By GRAHAM FROST 05/02/2010
Further falls in global markets this week leaves many major indices around 9% off their January peaks.
January ended weakly as investors refocused on three issues. Firstly, earlier than anticipated, Chinese tightening caused concern that the major growth engine for the world might be acting too early to prick asset bubbles. Secondly, renewed anxiety about exit strategies occurred as governments around the world began to talk about the need to cut deficits and central banks the need to end quantitative easing. Thirdly, a renewed attack on banks led by the Obama administration in the US, was thought likely to see an international break up of big banks, a restriction on their activities, an increase in capital ratios and ceilings on bonuses. None of these are particularly bad things, but markets worried that they are too early in the recovery process, which remains fragile.
Eurozone
On top of that, there has been a sell -off in Greek bonds due to fiscal imprudence and worries about the solidarity or continued existence of the Eurozone. Investors are concerned the EU will let Greece go forcing it to exit the EU under the ‘no bail out’ philosophy. The cost of that would be huge for Greece, in terms of higher interest they would pay on international debt.

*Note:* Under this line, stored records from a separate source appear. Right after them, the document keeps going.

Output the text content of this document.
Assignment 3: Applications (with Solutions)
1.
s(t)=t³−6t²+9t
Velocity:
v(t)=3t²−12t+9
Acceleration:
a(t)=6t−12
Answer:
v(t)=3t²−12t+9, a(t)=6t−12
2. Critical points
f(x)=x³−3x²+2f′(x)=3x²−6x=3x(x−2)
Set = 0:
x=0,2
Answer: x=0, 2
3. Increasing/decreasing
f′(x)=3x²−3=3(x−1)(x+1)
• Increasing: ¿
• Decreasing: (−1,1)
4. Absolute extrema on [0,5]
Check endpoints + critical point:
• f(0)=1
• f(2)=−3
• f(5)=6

The cost may be higher for Europe if this is a Lehman’s moment and it spreads to other fiscally challenged economies like Portugal, Spain, Italy, Ireland, and the UK. We trust that a solution will be found and it will include severe austerity for Greece.
UK
The UK will be forced to have its own austerity program when the next government moves in. We anticipate low growth and low inflation for some time. Interest rates are likely to normalise slowly from thecurrent near zero levels. Over-indebted consumers still need to increase savings and risk assets are likely to remain relatively attractive, despite the economic background, due to the low rates available on cash.
Our view
Overall, we anticipate that global growth in the first half will be supportive of earnings and that the yields on risk assets will remain attractive to investors going forward. However, the issues mentioned may lead to further volatility as markets guess about their impact, but we think modest returns for the year remain the most likely outcome. Stock pickers should have a better year as investors move to quality and mergers and acquisitions pick up.